Documentation can be found at https://y9c.github.io/bwamem/.

Installation

The git source repository contains bwa as a submodule. The repository should therefore be cloned using the recursive option.

The package setup.py script requires libbwa.a to have been built in the submodule directory before running. This can be performed via the libbwa.a target, which first makes some amendments to the bwa/Makefile. To build and install the package one should therefore run:

git clone --recursive https://github.com/y9c/bwamem.git
cd bwamem
make bwa/libbwa.a 
python setup.py install

Building BWA Indexes

The BwaIndexer class provides a pythonic interface to build BWA indexes from FASTA files. It supports different BWT construction algorithms:

from bwamem import BwaIndexer

# Create indexer with default settings (auto algorithm)
indexer = BwaIndexer()

# Build index from FASTA file
index_path = indexer.build_index('reference.fa')
print(f'Index built at: {index_path}')

# Use specific algorithm
indexer = BwaIndexer(algorithm='is')  # or 'rb2', 'bwtsw', 'auto'
index_path = indexer.build_index('reference.fa', prefix='my_index')

Available algorithms:

  • auto: Automatically choose algorithm based on genome size
  • rb2: RB2 algorithm (good for medium genomes)
  • bwtsw: BWT-SW algorithm (good for large genomes)
  • is: IS algorithm (good for small genomes)

Performing Alignments

The BwaAligner class provides a pythonic interface to bwa mem aligner. It takes as input a bwa index fileset on construction and can then be used to find alignments of sequences given as strings.

Single-End Alignment

For single-end reads, use the align() method with one sequence:

from bwamem import BwaAligner, Alignment
index = 'path/to/index' # the path given to bwa index
seq = 'ACGATCGCGATCGA'

aligner = BwaAligner(index)
alignments = aligner.align(seq)  # Returns tuple of Alignment objects
print('Found {} alignments.'.format(len(alignments)))
for aln in alignments:
    print(f'  {aln.rname}:{aln.pos} {aln.orient} {aln.cigar} (mapq={aln.mapq}, score={aln.score})')

Paired-End Alignment

For paired-end reads, use the align() method with two sequences:

from bwamem import BwaAligner, PairedAlignment
index = 'path/to/index'
read1 = 'ACGATCGCGATCGA'
read2 = 'TTCGATCGATCGAT'

aligner = BwaAligner(index)
paired_alignments = aligner.align(read1, read2)  # Returns tuple of PairedAlignment objects
print('Found {} paired alignments.'.format(len(paired_alignments)))
for pe_aln in paired_alignments:
    print(f'  Read1: {pe_aln.read1.rname}:{pe_aln.read1.pos} {pe_aln.read1.orient}')
    print(f'  Read2: {pe_aln.read2.rname}:{pe_aln.read2.pos} {pe_aln.read2.orient}')
    print(f'  Proper pair: {pe_aln.is_proper_pair}, Insert size: {pe_aln.insert_size}')

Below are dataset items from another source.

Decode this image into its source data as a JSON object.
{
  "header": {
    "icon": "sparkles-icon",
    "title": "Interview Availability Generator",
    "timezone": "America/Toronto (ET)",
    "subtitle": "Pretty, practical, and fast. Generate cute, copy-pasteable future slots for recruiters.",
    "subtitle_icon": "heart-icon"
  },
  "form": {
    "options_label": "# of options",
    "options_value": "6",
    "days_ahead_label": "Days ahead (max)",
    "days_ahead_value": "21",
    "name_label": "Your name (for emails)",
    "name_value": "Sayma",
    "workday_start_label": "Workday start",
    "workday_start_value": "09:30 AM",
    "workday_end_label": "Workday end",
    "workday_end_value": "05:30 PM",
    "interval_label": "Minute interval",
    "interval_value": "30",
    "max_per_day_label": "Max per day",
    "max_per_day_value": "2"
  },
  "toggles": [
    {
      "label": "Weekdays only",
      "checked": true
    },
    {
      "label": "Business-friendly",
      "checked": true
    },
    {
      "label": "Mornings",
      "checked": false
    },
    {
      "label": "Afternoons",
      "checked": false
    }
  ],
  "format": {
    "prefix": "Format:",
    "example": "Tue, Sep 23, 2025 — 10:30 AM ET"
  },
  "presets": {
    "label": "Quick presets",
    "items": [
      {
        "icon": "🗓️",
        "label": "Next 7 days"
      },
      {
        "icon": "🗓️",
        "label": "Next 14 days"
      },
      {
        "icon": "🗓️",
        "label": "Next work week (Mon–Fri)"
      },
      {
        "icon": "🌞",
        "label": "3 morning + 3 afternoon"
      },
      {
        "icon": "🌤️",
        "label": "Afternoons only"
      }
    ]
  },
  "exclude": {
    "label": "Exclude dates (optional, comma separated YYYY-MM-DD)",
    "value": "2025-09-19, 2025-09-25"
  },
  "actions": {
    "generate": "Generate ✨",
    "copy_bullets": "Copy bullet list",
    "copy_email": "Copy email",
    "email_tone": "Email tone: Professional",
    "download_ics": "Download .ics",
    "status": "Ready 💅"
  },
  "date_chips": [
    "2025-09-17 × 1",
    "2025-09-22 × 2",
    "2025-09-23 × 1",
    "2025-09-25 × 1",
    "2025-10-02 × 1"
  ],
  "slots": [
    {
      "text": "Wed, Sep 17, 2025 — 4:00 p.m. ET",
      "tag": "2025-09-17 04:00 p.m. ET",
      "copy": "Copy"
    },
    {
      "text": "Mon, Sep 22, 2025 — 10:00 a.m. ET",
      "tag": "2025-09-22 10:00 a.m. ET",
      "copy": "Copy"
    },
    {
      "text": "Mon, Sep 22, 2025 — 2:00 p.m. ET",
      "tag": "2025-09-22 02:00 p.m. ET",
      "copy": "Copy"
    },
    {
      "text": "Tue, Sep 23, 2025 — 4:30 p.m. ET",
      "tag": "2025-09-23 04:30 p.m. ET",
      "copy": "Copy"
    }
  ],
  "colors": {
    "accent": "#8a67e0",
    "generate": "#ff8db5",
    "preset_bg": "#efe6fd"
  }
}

Custom Insert Size Distribution

For paired-end reads, you can specify the expected insert size distribution:

# With custom insert size parameters
paired_alignments = aligner.align(read1, read2, insert_size=500, insert_std=50)

Data Structures

Alignment (for single-end reads):

Alignment(rname='chr1', orient='+', pos=1000, mapq=60, cigar='100M', NM=0, score=100, is_primary=True)

PairedAlignment (for paired-end reads):

PairedAlignment(read1=Alignment(...), read2=Alignment(...), is_proper_pair=True, insert_size=500)

Alignment Parameters

Alignment parameters can be given as they are on the bwa mem command line:

from bwamem import BwaAligner
index = 'path/to/index'
options = '-x ont2d -A 1 -B 0'
aligner = BwaAligner(index, options=options)

The package now supports all BWA MEM options including paired-end specific parameters like insert size distribution (-I option).

Complete Workflow Example

Here's a complete example showing how to build an index and perform both single-end and paired-end alignments:

from bwamem import BwaIndexer, BwaAligner, Alignment, PairedAlignment

# Step 1: Build index from FASTA file
indexer = BwaIndexer(algorithm='auto')
index_path = indexer.build_index('reference.fa')
print(f'Index built at: {index_path}')

# Step 2: Create aligner with the index
aligner = BwaAligner(index_path)

# Step 3a: Single-end alignment
print("Single-end alignments:")
se_sequences = ['ACGATCGCGATCGA', 'GCTAGCTAGCTAG']
for i, seq in enumerate(se_sequences, 1):
    alignments = aligner.align(seq)
    print(f'Found {len(alignments)} alignments for sequence {i}')
    for aln in alignments:
        print(f'  {aln.rname}:{aln.pos} {aln.orient} {aln.cigar} (mapq={aln.mapq})')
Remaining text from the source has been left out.